GPs are wary of prescribing without robust research into the outcomes and side effects of puberty blockers and cross sex hormones, and the co-occurrence of gender dysphoria and autism can complicate diagnosis and treatment. The UK has no nationally recognised training programme for gender identity healthcare, although there are apprenticeship training models in specialist clinics and guidelines from international professional bodies
Nearly two in five adult trans respondents to a large government survey reported dissatisfaction with NHS services related to their gender identity. Jane Fae of the charity Trans Media Watch, which campaigns for better media coverage of trans issues, says that many trans people now view GPs as “an obstruction to overcome.” Some trans groups, including Non Binary London and Trans Forum UK, circulate lists of GPs they deem to be sympathetic or unsympathetic to requests for referrals to gender identity clinics or to prescribe treatments that patients have asked for.
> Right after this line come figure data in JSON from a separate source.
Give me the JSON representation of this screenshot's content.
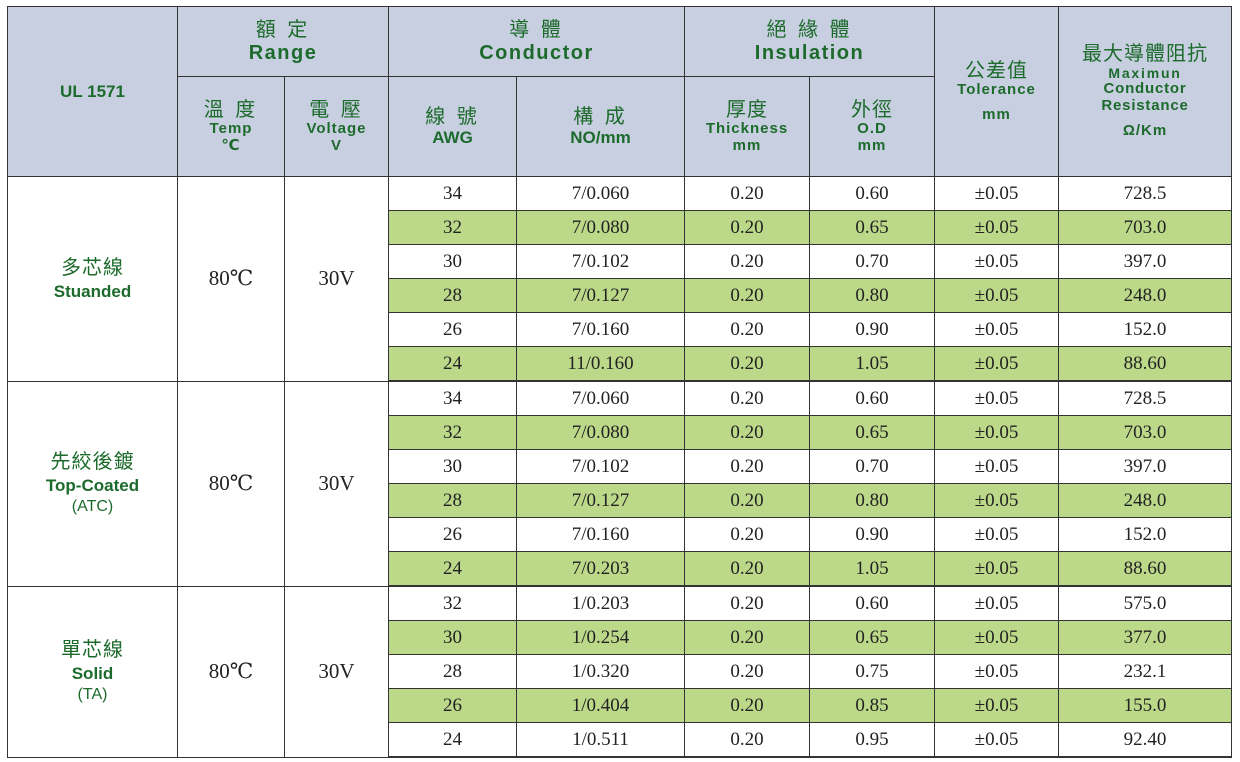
{
  "header": {
    "standard": "UL 1571",
    "range": {
      "zh": "額 定",
      "en": "Range"
    },
    "temp": {
      "zh": "溫 度",
      "en": "Temp",
      "unit": "℃"
    },
    "voltage": {
      "zh": "電 壓",
      "en": "Voltage",
      "unit": "V"
    },
    "conductor": {
      "zh": "導 體",
      "en": "Conductor"
    },
    "awg": {
      "zh": "線 號",
      "en": "AWG"
    },
    "construction": {
      "zh": "構 成",
      "en": "NO/mm"
    },
    "insulation": {
      "zh": "絕 緣 體",
      "en": "Insulation"
    },
    "thickness": {
      "zh": "厚度",
      "en": "Thickness",
      "unit": "mm"
    },
    "od": {
      "zh": "外徑",
      "en": "O.D",
      "unit": "mm"
    },
    "tolerance": {
      "zh": "公差值",
      "en": "Tolerance",
      "unit": "mm"
    },
    "resistance": {
      "zh": "最大導體阻抗",
      "line1": "Maximun",
      "line2": "Conductor",
      "line3": "Resistance",
      "unit": "Ω/Km"
    }
  },
  "groups": [
    {
      "name_zh": "多芯線",
      "name_en": "Stuanded",
      "name_en2": "",
      "temp": "80℃",
      "voltage": "30V",
      "rows": [
        {
          "awg": "34",
          "construction": "7/0.060",
          "thickness": "0.20",
          "od": "0.60",
          "tolerance": "±0.05",
          "resistance": "728.5"
        },
        {
          "awg": "32",
          "construction": "7/0.080",
          "thickness": "0.20",
          "od": "0.65",
          "tolerance": "±0.05",
          "resistance": "703.0"
        },
        {
          "awg": "30",
          "construction": "7/0.102",
          "thickness": "0.20",
          "od": "0.70",
          "tolerance": "±0.05",
          "resistance": "397.0"
        },
        {
          "awg": "28",
          "construction": "7/0.127",
          "thickness": "0.20",
          "od": "0.80",
          "tolerance": "±0.05",
          "resistance": "248.0"
        },
        {
          "awg": "26",
          "construction": "7/0.160",
          "thickness": "0.20",
          "od": "0.90",
          "tolerance": "±0.05",
          "resistance": "152.0"
        },
        {
          "awg": "24",
          "construction": "11/0.160",
          "thickness": "0.20",
          "od": "1.05",
          "tolerance": "±0.05",
          "resistance": "88.60"
        }
      ]
    },
    {
      "name_zh": "先絞後鍍",
      "name_en": "Top-Coated",
      "name_en2": "(ATC)",
      "temp": "80℃",
      "voltage": "30V",
      "rows": [
        {
          "awg": "34",
          "construction": "7/0.060",
          "thickness": "0.20",
          "od": "0.60",
          "tolerance": "±0.05",
          "resistance": "728.5"
        },
        {
          "awg": "32",
          "construction": "7/0.080",
          "thickness": "0.20",
          "od": "0.65",
          "tolerance": "±0.05",
          "resistance": "703.0"
        },
        {
          "awg": "30",
          "construction": "7/0.102",
          "thickness": "0.20",
          "od": "0.70",
          "tolerance": "±0.05",
          "resistance": "397.0"
        },
        {
          "awg": "28",
          "construction": "7/0.127",
          "thickness": "0.20",
          "od": "0.80",
          "tolerance": "±0.05",
          "resistance": "248.0"
        },
        {
          "awg": "26",
          "construction": "7/0.160",
          "thickness": "0.20",
          "od": "0.90",
          "tolerance": "±0.05",
          "resistance": "152.0"
        },
        {
          "awg": "24",
          "construction": "7/0.203",
          "thickness": "0.20",
          "od": "1.05",
          "tolerance": "±0.05",
          "resistance": "88.60"
        }
      ]
    },
    {
      "name_zh": "單芯線",
      "name_en": "Solid",
      "name_en2": "(TA)",
      "temp": "80℃",
      "voltage": "30V",
      "rows": [
        {
          "awg": "32",
          "construction": "1/0.203",
          "thickness": "0.20",
          "od": "0.60",
          "tolerance": "±0.05",
          "resistance": "575.0"
        },
        {
          "awg": "30",
          "construction": "1/0.254",
          "thickness": "0.20",
          "od": "0.65",
          "tolerance": "±0.05",
          "resistance": "377.0"
        },
        {
          "awg": "28",
          "construction": "1/0.320",
          "thickness": "0.20",
          "od": "0.75",
          "tolerance": "±0.05",
          "resistance": "232.1"
        },
        {
          "awg": "26",
          "construction": "1/0.404",
          "thickness": "0.20",
          "od": "0.85",
          "tolerance": "±0.05",
          "resistance": "155.0"
        },
        {
          "awg": "24",
          "construction": "1/0.511",
          "thickness": "0.20",
          "od": "0.95",
          "tolerance": "±0.05",
          "resistance": "92.40"
        }
      ]
    }
  ]
}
Some areas in in the UK are showing signs of service reconfiguration. Cardiff’s new gender identity clinic has GPs on site. A model is being trialled in Manchester in which GPs work with gender identity clinics to improve their diagnostic skills. And the Royal College of Physicians intends to introduce a professional development programme for GPs about gender identity this year.
NHS England, meanwhile, is considering a decentralised service for adults in which GPs can prescribe cross sex hormones without specialist involvement if they have sufficient expertise.
The royal college recommends that the GP curriculum should cover gender dysphoria and trans issues, that expanding specialist gender services be a priority, and that NHS IT systems be updated to record patients’ gender identity and trans status.
Preece would welcome such changes. “The hardest thing about being a GP is when you know that the service being offered to patients falls short of what you believe they need and deserve,” he says. “That chasm is at its greatest when dealing with patients with gender dysphoria.”